Server rebuilding indexes : 10 days left, can't run backups, can i do anything?

orogor · July 8, 2020, 8:07am

Hello

I did defrag the database using urbackupsrv, that did take about a day.
Now it’s rebuilding from scratch the whole file index, it made about 10% in 24h.
I think after every defrag, it rebuild everything. But today, 10 days without backup is not very reasonable.

Is it possible to skip that part even if more files have to be re-transfered then resume it later ?
So i can do something like 1 day backup then 1 day reindex.

Can the database be split by date or client+common files (partitioned tables) so a live reindex can be envisioned?
My guess is that as it is , the file index is too big to be manageable. And somehow, there’s a need for splitting it, even at some cost like not allowing a few specific clients to backup for a few days.
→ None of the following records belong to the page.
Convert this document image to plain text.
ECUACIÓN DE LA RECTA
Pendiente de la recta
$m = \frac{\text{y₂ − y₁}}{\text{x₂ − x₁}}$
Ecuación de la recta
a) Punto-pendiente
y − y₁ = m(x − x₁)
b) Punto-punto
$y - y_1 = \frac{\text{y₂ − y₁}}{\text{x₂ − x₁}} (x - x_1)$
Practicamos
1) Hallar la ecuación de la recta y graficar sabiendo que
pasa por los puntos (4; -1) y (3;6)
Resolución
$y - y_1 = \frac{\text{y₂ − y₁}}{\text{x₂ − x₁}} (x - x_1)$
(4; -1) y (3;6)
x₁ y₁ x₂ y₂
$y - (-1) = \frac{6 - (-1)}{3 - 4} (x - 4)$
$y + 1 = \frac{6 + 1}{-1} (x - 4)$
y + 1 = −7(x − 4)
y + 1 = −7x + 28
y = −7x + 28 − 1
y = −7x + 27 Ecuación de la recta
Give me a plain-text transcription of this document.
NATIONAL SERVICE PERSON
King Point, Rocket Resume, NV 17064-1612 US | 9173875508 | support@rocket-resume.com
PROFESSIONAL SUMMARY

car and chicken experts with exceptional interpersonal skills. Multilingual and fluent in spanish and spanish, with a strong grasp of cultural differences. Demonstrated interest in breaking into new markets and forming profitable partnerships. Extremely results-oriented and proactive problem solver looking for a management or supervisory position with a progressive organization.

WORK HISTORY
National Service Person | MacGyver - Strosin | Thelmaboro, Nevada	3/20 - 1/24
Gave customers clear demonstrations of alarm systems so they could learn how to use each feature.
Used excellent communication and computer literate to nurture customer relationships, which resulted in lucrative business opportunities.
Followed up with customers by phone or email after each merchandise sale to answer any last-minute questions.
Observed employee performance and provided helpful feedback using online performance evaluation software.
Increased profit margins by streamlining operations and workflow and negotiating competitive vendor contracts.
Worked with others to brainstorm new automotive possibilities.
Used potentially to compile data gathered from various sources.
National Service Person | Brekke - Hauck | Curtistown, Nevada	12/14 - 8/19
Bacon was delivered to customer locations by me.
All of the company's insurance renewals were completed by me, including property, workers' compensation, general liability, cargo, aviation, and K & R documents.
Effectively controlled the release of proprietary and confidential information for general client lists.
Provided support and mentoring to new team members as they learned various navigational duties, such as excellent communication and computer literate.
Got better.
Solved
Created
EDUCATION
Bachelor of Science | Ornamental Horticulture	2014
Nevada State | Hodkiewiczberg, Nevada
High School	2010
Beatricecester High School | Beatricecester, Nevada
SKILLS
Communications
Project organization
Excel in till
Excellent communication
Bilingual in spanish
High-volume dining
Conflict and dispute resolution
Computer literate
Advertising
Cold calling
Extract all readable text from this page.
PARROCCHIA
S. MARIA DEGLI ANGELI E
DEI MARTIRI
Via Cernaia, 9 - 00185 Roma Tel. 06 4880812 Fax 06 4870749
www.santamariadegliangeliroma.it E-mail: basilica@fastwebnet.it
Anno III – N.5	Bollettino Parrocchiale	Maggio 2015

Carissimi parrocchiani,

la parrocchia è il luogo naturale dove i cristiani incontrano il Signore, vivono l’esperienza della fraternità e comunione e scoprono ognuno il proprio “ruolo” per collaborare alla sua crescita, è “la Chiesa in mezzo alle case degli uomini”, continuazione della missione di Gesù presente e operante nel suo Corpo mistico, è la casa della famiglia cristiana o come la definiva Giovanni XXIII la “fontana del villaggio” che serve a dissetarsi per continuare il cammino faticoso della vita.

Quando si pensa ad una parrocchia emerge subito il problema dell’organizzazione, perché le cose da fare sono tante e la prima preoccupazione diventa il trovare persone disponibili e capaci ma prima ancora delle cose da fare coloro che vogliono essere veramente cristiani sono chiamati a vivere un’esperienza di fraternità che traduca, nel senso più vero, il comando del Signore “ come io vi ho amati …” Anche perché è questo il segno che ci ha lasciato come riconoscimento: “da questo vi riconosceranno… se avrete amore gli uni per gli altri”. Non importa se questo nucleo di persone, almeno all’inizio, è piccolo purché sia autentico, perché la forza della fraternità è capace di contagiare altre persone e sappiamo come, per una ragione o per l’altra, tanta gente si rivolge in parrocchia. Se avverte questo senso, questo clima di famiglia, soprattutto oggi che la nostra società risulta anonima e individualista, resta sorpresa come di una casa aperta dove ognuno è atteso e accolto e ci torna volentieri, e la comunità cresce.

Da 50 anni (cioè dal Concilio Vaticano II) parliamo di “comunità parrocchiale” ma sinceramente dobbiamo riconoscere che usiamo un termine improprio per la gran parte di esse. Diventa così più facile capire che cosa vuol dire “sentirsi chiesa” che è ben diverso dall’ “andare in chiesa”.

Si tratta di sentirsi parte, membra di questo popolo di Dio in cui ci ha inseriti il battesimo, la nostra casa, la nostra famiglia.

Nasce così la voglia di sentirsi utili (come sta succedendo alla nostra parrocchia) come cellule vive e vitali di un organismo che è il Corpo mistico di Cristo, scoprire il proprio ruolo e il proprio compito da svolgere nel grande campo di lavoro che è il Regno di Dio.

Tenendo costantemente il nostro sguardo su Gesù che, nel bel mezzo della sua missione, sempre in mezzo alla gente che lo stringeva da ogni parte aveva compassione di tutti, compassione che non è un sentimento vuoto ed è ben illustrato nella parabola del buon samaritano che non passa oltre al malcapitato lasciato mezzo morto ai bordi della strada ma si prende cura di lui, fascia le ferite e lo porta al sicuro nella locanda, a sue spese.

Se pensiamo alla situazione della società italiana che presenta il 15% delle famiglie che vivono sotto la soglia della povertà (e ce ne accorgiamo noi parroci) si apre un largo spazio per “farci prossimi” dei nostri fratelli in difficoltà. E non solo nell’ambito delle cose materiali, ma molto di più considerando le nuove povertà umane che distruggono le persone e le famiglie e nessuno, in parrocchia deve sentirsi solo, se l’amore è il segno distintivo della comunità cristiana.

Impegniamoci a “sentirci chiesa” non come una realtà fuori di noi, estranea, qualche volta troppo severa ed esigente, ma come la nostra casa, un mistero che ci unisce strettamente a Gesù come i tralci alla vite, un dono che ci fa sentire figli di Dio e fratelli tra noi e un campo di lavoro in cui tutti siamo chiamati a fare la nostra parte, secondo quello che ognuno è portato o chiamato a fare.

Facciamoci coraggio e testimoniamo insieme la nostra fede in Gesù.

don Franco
Or having these client retransfert the full files while the reindex is progressing.

orogor · July 8, 2020, 8:40am

I did just apply the recommendation for migration for urbackup v1 hoping it would help.

The idea to defrag the database comes from a long discussion with the btrfs peoples in irc, concluding that i was getting bad perfs because the database was completely fragmented.

The idea to split the database by something comes from using postgres/zabbix, where you get noticeably better perfs if you partition your data by date, then drop the data when the retention period is over. You just insert all the new data to a table named by date, then drop the table once it’s expired.

This avoid creating any bloat inside the database, as well as avoiding to search where the data is to delete it. But because it’s a partitioned table you simply need to access the main table whatever the date, it’s transparent. Not sure you can easily replicate this with sqlite.

uroni · July 8, 2020, 10:56am

Yeah, theoretically it could be partitioned by client. I have just never seen the performance bottleneck in this area (at least not one that couldn’t be solved by an SSD). Sorry, but the rebuild isn’t the normal use case…

Did the btrfs fragmentation cause a performance bottleneck?

I guess, deleting the index file during defrag might be bad… but rebuilding it was always fast for me when applying the upgrade recommendation (I run it with this recommendation by default btw. this might also increase the normal database perf with btrfs).

orogor · July 8, 2020, 11:35am

I think i always saw a full index rebuild after a urbackupsrv defrag-database. Only at the beginning it was a few hours, then a few days. Also that server isn’t very fast (boss didn’t allow flashing to IT mode), compared to other servers.

At least that’s the conclusion the btrfs dudes had, that with rotational disks (r410 so 4 disk and a need for 16TB usable so rotational needed), the index ended up being split in a few hundred thousands or a few million pieces. Then it is read by 4k blocks scattered all over the disk. So the read speed for that ends up being 3mb/sec for a 60gb file. I was supposed to run sqlite defrag via urbackup (done), then btrfs defrag (didn’t run it yet, might not be useful as the whole file is being rebuild).

Yes, a separate ssd for the db would help a lot here, unfortunately it’s not possible to fit an additional drive in this server.

Yes, using the migration settings seems to speed things a lot (5% in 4h, vs 10% in 24h).
But the commit every hours = . Even without it, i wonder of the integrity of btrfs if the server crashes. I need to see tomorrow if the speed is due to be the first hour of data being uncommitted or if it’s faster in average.

If you can partition by client, I think ideally :

Partition by client
Allow every maintenances operations to be done by client
Only forbid backup for a specific client during its maintenance, and keep the rest of urbackup running.
Allow to schedule a maintenance every x backup or every x days.

Anyhow, thanks for your work.